Don d’organes : communiquons davantage!

A l’occasion de la journée du don d’organes, qui avait lieu hier, il est plus que jamais nécessaire de débattre ouvertement de ce sujet et de faire connaître sa position de son vivant.

Plus de 3 300 personnes sont sauvées chaque année grâce à des dons d’organes. On le sait trop peu, mais un donneur peut « fournir » jusqu’à sept organes et ainsi éviter le décès de quatre personnes. Mais la seule condition pour sauver des vies, c’est d’avoir dit que l’on était d’accord ! L’Agence de la biomédecine organisait donc hier la 15e Journée nationale de réflexion sur le don d’organes et la greffe. L’objectif : réduire le nombre de malades qui décèdent chaque année, faute de donneurs. L’an dernier, en France, 5 357 greffes ont pu être réalisées (contre 5 123 en 2013). Mais ce chiffre reste 4 fois moins important que le nombre de patients en attente d’une transplantation (20 311). L’Agence de la biomédecine espère pouvoir réaliser 5 700 greffes en 2016.

Près de 65 % des Français pensent que la carte de donneur d’organes et de tissus suffit. Ce n’est pas le cas ! Ce document permet certes aux professionnels de santé d’engager plus facilement le dialogue, mais les médecins consultent systématiquement le registre national des refus. Si le nom du défunt n’y figure pas, ils interrogent alors les proches pour savoir quels étaient ses souhaits. Mieux vaut donc avoir abordé en famille ce sujet, car en l’absence de consentement de la part de cette dernière, le prélèvement est impossible. Depuis hier, une application mobile permet aux donneurs d’organes de se prononcer et de communiquer leur engagement.

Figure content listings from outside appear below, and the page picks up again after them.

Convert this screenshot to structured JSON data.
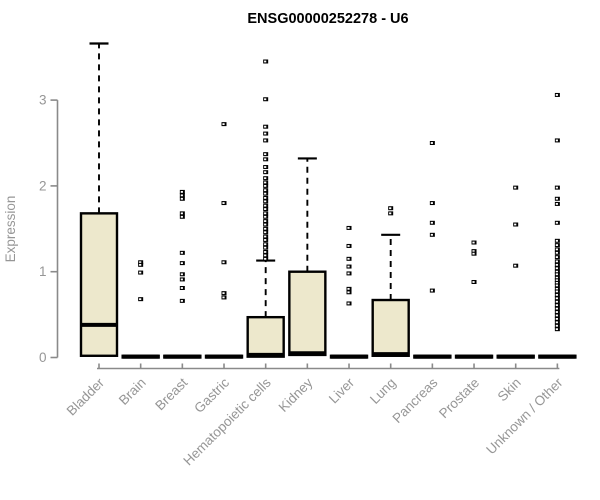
{
  "chart_data": {
    "type": "box",
    "title": "ENSG00000252278 - U6",
    "ylabel": "Expression",
    "xlabel": "",
    "ylim": [
      0,
      3.7
    ],
    "yticks": [
      0,
      1,
      2,
      3
    ],
    "grid": false,
    "legend": "none",
    "colors": {
      "box_fill": "#EDE8CC",
      "box_border": "#000000",
      "median": "#000000",
      "whisker": "#000000",
      "outlier": "#000000",
      "axis": "#8A8A8A",
      "tick_text": "#969696",
      "title_text": "#000000",
      "background": "#FFFFFF"
    },
    "categories": [
      "Bladder",
      "Brain",
      "Breast",
      "Gastric",
      "Hematopoietic cells",
      "Kidney",
      "Liver",
      "Lung",
      "Pancreas",
      "Prostate",
      "Skin",
      "Unknown / Other"
    ],
    "boxes": [
      {
        "category": "Bladder",
        "q1": 0.02,
        "median": 0.38,
        "q3": 1.68,
        "whisker_low": 0.02,
        "whisker_high": 3.66,
        "outliers": []
      },
      {
        "category": "Brain",
        "q1": 0,
        "median": 0.01,
        "q3": 0.02,
        "whisker_low": 0,
        "whisker_high": 0.02,
        "outliers": [
          1.11,
          1.08,
          0.99,
          0.68
        ]
      },
      {
        "category": "Breast",
        "q1": 0,
        "median": 0.01,
        "q3": 0.02,
        "whisker_low": 0,
        "whisker_high": 0.02,
        "outliers": [
          1.93,
          1.89,
          1.85,
          1.68,
          1.64,
          1.22,
          1.1,
          0.97,
          0.91,
          0.81,
          0.66
        ]
      },
      {
        "category": "Gastric",
        "q1": 0,
        "median": 0.01,
        "q3": 0.02,
        "whisker_low": 0,
        "whisker_high": 0.02,
        "outliers": [
          2.72,
          1.8,
          1.11,
          0.75,
          0.7
        ]
      },
      {
        "category": "Hematopoietic cells",
        "q1": 0.01,
        "median": 0.03,
        "q3": 0.47,
        "whisker_low": 0.01,
        "whisker_high": 1.13,
        "outliers": [
          3.45,
          3.01,
          2.69,
          2.61,
          2.53,
          2.37,
          2.31,
          2.22,
          2.16,
          2.09,
          2.04,
          2.0,
          1.95,
          1.91,
          1.86,
          1.82,
          1.77,
          1.73,
          1.68,
          1.64,
          1.59,
          1.55,
          1.5,
          1.46,
          1.41,
          1.37,
          1.32,
          1.28,
          1.23,
          1.19,
          1.15
        ]
      },
      {
        "category": "Kidney",
        "q1": 0.03,
        "median": 0.05,
        "q3": 1.0,
        "whisker_low": 0.03,
        "whisker_high": 2.32,
        "outliers": []
      },
      {
        "category": "Liver",
        "q1": 0,
        "median": 0.01,
        "q3": 0.02,
        "whisker_low": 0,
        "whisker_high": 0.02,
        "outliers": [
          1.51,
          1.3,
          1.15,
          1.06,
          0.98,
          0.8,
          0.76,
          0.63
        ]
      },
      {
        "category": "Lung",
        "q1": 0.02,
        "median": 0.04,
        "q3": 0.67,
        "whisker_low": 0.02,
        "whisker_high": 1.43,
        "outliers": [
          1.74,
          1.68
        ]
      },
      {
        "category": "Pancreas",
        "q1": 0,
        "median": 0.01,
        "q3": 0.02,
        "whisker_low": 0,
        "whisker_high": 0.02,
        "outliers": [
          2.5,
          1.8,
          1.57,
          1.43,
          0.78
        ]
      },
      {
        "category": "Prostate",
        "q1": 0,
        "median": 0.01,
        "q3": 0.02,
        "whisker_low": 0,
        "whisker_high": 0.02,
        "outliers": [
          1.34,
          1.24,
          1.21,
          0.88
        ]
      },
      {
        "category": "Skin",
        "q1": 0,
        "median": 0.01,
        "q3": 0.02,
        "whisker_low": 0,
        "whisker_high": 0.02,
        "outliers": [
          1.98,
          1.55,
          1.07
        ]
      },
      {
        "category": "Unknown / Other",
        "q1": 0,
        "median": 0.01,
        "q3": 0.02,
        "whisker_low": 0,
        "whisker_high": 0.02,
        "outliers": [
          3.06,
          2.53,
          1.98,
          1.85,
          1.79,
          1.57,
          1.36,
          1.31,
          1.26,
          1.22,
          1.17,
          1.12,
          1.08,
          1.04,
          1.0,
          0.97,
          0.93,
          0.9,
          0.87,
          0.84,
          0.8,
          0.77,
          0.73,
          0.69,
          0.65,
          0.61,
          0.57,
          0.53,
          0.49,
          0.45,
          0.41,
          0.37,
          0.33
        ]
      }
    ]
  }
}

Contrairement aux idées reçues, même les personnes âgées peuvent donner leurs organes. D’ailleurs, 40 % des donneurs ont plus de 65 ans. On peut prélever des reins et un foie jusqu’à plus de 80 ans. Beaucoup de personnes se demandent également si elles peuvent donner leurs organes, après avoir subi un traitement ou des antécédents médicaux lourds. Les médecins sont seuls juges, mais il n’y a pas systématiquement de contre-indications.

Une enquête récente de l’Agence de Biomédecine révèle que la majorité des donneurs vivants ne regrettent pas leur décision. La moyenne d’âge de ces donneurs était de
49,8 ans et 65 % étaient des femmes. Après le don, 43 % n’ont eu aucune complication, 49 % ont eu des problèmes postopératoire très légers nécessitant des antidouleurs. 5 % ont eu des complications plus graves et 3 % ont dû être hospitalisés. Néanmoins, au bout d’un an, 96 % d’entre eux conseilleraient à une autre personne de donner un rein et 98 % referaient les mêmes choix, si l’occasion se présentait.